Marmara Denizi’nin sayısal ikizinin çıkartılması anlık değişimlere müdahale için çok önemli
Dijital teknolojilerin, öncelikle Marmara Denizi çevresinde atık su arıtma sistemlerinin daha verimli olarak işletilmesi için uygulanabileceğinin altını çizen Yıldız, şu noktalara dikkat çekti: “Diğer yandan dijital teknolojiler; kirli su kaçaklarının anlık olarak tespitinde ve önlemin önceden alınmasında büyük fayda sağlar. Dijital su altyapısı; ‘Marmara Denizi Havzası Su Kalitesi İzleme Sistemi’ ağlarının kurulmasında ve su kalitesinin sürekli olarak izlenmesinde de önemli bir rol oynayabilir. Dijital su uygulamaları; Marmara Denizi’nin dijital ikizi çıkartılıp anlık değişimlere müdahale edilmesi için de büyük fayda sağlar. Ayrıca çıkışları Marmara’ya deşarj edilen bütün atık su arıtma tesislerinin sürekli ve daha etkin denetimleri için dijital su teknolojileri kritik öneme sahip. Marmara Denizi Havzası’nın kirlilik baskısından kurtulması; düzenli veri toplanması ve süreç çalışmalarıyla desteklenen ve doğrulanan ekosistem temelli su kalitesi modelleme çalışmalarının yapılması ve sürekliliğinin sağlanmasıyla mümkün görünmekte.
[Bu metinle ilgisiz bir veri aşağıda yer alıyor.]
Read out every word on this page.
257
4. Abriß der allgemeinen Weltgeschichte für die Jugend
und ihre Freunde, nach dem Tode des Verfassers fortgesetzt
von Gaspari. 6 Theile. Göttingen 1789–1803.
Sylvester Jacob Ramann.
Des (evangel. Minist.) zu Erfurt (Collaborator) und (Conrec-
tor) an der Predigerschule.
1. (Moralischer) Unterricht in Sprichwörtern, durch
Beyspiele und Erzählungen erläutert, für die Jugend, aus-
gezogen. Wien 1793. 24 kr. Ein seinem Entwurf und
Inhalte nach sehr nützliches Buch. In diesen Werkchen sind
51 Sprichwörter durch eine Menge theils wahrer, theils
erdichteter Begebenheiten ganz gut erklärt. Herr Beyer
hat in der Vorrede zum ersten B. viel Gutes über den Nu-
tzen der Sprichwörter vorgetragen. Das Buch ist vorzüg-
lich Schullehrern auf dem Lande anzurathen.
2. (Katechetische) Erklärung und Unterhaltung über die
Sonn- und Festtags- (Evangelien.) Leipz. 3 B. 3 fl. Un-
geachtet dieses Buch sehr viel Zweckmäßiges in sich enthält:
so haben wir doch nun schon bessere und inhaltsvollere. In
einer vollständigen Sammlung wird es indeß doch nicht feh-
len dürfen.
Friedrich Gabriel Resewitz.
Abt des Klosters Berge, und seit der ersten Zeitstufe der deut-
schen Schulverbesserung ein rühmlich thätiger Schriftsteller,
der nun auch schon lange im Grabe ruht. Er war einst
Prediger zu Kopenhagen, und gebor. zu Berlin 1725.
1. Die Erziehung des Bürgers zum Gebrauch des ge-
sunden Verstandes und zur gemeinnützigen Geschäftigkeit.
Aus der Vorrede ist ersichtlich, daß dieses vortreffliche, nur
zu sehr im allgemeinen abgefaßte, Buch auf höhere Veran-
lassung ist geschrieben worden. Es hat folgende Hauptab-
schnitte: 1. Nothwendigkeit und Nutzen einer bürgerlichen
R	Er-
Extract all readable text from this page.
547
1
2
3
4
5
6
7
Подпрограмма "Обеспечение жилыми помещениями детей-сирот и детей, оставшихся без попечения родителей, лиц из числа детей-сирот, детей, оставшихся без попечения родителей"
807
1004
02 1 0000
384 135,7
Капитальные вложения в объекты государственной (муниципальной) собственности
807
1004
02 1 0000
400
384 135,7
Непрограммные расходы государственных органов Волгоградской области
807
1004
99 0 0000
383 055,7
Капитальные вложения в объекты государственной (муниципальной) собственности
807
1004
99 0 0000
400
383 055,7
Burada da dijital su teknolojileri çok önemli bir rol oynayacaktır. Marmara Denizi ekolojik durumunun düzelmesi için karasal baskıların azaltılmasına yönelik ciddi yönetim planlamalarına ihtiyaç olduğu açık. Bu dinamik süreç içinde ilgili/ilişkili tüm kurum ve kuruluşların, sürece hâkimiyeti ve sahiplenmesi gerekir. Bu da Marmara Havzası’nda koordineli, sağlam ve etkin bir ‘Havza Yönetim Yapısı’nı gerektirmekte.”